The Association of Racing Commissioners International (RCI)'s annual meeting got underway yesterday, April 12th, and the National HBPA's Executive Committee meeting gets underway today. Both meetings are being held at the Hyatt in downtown Lexington, Kentucky, and both will conclude on Thursday, April 14th.
Several National HBPA representatives are attending the RCI's meeting, as well as the National HBPA Executive Committee Meeting.
Monday, as part of the RCI meetings, the Racing and Medication Testing Consortium (RMTC)'s Board of Directors met. Among the items discussed at that meeting were changes suggested by the organization's Scientific Advisory Committee to an RCI model rule governing the use of NSAIDs.
The proposed changes were recently recommended by the RMTC Scientific Advisory Council and approved by the RMTC Board by a 16-2 vote. The National HBPA voted against passage.
The RMTC Scientific Advisory Council wisely took under consideration the important balance that is needed between regulatory veterinarians’ ability to effectively examine entrants prior to race time and horsemen’s ability to properly prepare their horses for competition.
At issue: Regulatory veterinarians’ ability to properly examine horses pre-race and their position that at NSAID administration 24 hours before a race and at a dosage of 5mcg./ml. for bute, trainers could get a sore horse to pass a pre-race examination. The regulatory veterinarians' position was that the rule should be changed to a 48 hour cutoff time and a 1 mcg./ml. threshold for bute (as compared to the 2 to 5 mcg./ml. thresholds and 24 hour cutoffs currently in place in most racing jurisdictions.

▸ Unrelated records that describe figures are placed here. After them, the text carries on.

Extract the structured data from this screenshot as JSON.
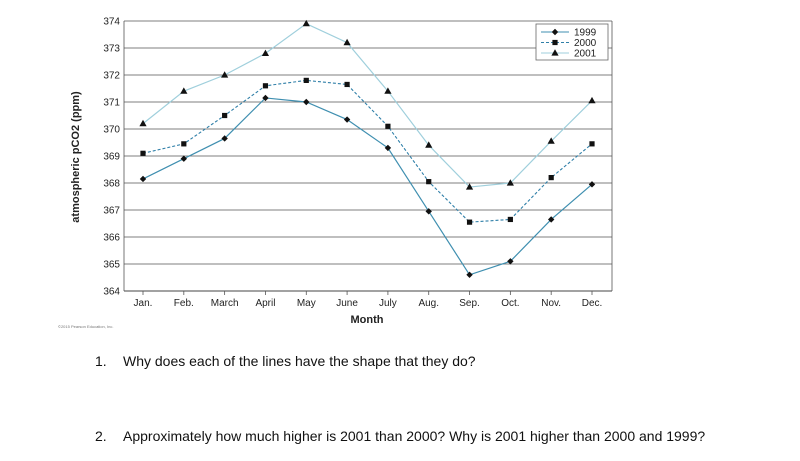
{
  "chart_data": {
    "type": "line",
    "title": "",
    "xlabel": "Month",
    "ylabel": "atmospheric pCO2 (ppm)",
    "categories": [
      "Jan.",
      "Feb.",
      "March",
      "April",
      "May",
      "June",
      "July",
      "Aug.",
      "Sep.",
      "Oct.",
      "Nov.",
      "Dec."
    ],
    "ylim": [
      364,
      374
    ],
    "yticks": [
      364,
      365,
      366,
      367,
      368,
      369,
      370,
      371,
      372,
      373,
      374
    ],
    "grid": true,
    "legend_position": "top-right",
    "series": [
      {
        "name": "1999",
        "marker": "diamond",
        "line_style": "solid",
        "color": "#3f8fb0",
        "values": [
          368.15,
          368.9,
          369.65,
          371.15,
          371.0,
          370.35,
          369.3,
          366.95,
          364.6,
          365.1,
          366.65,
          367.95
        ]
      },
      {
        "name": "2000",
        "marker": "square",
        "line_style": "dashed",
        "color": "#2f7fa8",
        "values": [
          369.1,
          369.45,
          370.5,
          371.6,
          371.8,
          371.65,
          370.1,
          368.05,
          366.55,
          366.65,
          368.2,
          369.45
        ]
      },
      {
        "name": "2001",
        "marker": "triangle",
        "line_style": "solid",
        "color": "#9fcfdc",
        "values": [
          370.2,
          371.4,
          372.0,
          372.8,
          373.9,
          373.2,
          371.4,
          369.4,
          367.85,
          368.0,
          369.55,
          371.05
        ]
      }
    ]
  },
  "copyright": "©2015 Pearson Education, Inc.",
  "questions": [
    {
      "number": "1.",
      "text": "Why does each of the lines have the shape that they do?"
    },
    {
      "number": "2.",
      "text": "Approximately how much higher is 2001 than 2000?  Why is 2001 higher than 2000 and 1999?"
    }
  ]
}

The National HBPA applauds the RMTC for staying with the 24 hour cutoff. As for the move to a 2 mcg./ml. threshold for bute – it may very well prove to be the right level – it is a compromise with which horsemen, regulatory veterinarians and all stakeholders could live.
However, the National HBPA has concerns with the rule making process in this case. In our estimation, the RMTC felt pressure to act in view of the RCI’s public stance in support of the regulatory veterinarians' stance.
If there was evidence that a dramatic shift in policy on therapeutic medication use could guarantee a decrease in catastrophic injuries in horses, there would of course be unanimous support. However, not one member of the RMTC, RCI or any other group can offer evidence that change to this rule will in fact result in lower injury rates.
As it stands, the National HBPA generally supported the passage of tougher pre-race examination procedures, including allowing the regulatory veterinarian to inspect a horse “outside of entry time” (in other words, allow them to inspect a horse prior to the usual 72 hours before race day). In our view, this gives a qualified regulatory veterinarians the ability to monitor suspect horses more effectively than ever before.
Likewise, other factors such as track surfaces, fatigue, breeding, and others can have as much influence on breakdowns as pre-race use of therapeutic medication.
Further, the “criminalization of bute” – an inexpensive and relatively benign therapeutic medication used by the vast majority of horsemen in an appropriate way - will lead to unintended consequences. For example, it could lead to greater reliance on other medications such as corticosteroids.
Perhaps 2 mcg./ml. is the correct dosage for bute. Or perhaps a “happy medium” lies between 2 and 5 mcg./ml.? The National HBPA's position is that we would like to find out for sure using scientific methods. National HBPA would therefore suggest acceptance of the proposed change to a 2 mcg./ml. regulatory threshold and 24 hour cutoff provided that a standard 20-horse threshold study on IV phenylbutazone be undertaken in the near future so that we can update the science and determine the optimum 24-hour regulatory threshold for phenylbutazone between the existing 5 mcg./ml. level and the proposed 2 mcg./ml. level. This seems only reasonable, and requires a simple 24-hour study which can be easily done.
Final point: A major policy shift such as this, we feel, would have sent a public message leading many to believe that all horsemen are trying to “cheat.” Otherwise, why such a dramatic shift in policy?
To that point, it bears reminding that according to the 2009 Jockey Club Fact Book, horsemen provided starters for 55,069 races across North America last year. With an average field size of 8.17, the total number of starters came to almost 450,000.
Moreover, of 55,069 races that were run across North America in 2008, assuming two tests per race, that is roughly 110,000 drug tests. Yet, according to RCI, there were only 376 medication violations in 2008, meaning that only one-third of one percent (0.34%) of all drug tests were positive. The fact is that, among 6,000 licensed trainers in North America, the vast majority are honest hard-working rule followers.
Of those positive tests, 291 violations (77%) were for Class 4 and 5 medications that are universally recognized as therapeutic medications routinely used in the racehorse and for which there are scientifically established regulatory or threshold levels. In the vast majority of these cases, the cause was far from criminal intent to enhance the performance of a horse. Rather, it was a simple dosage error or environmental contamination resulting in a minor fine.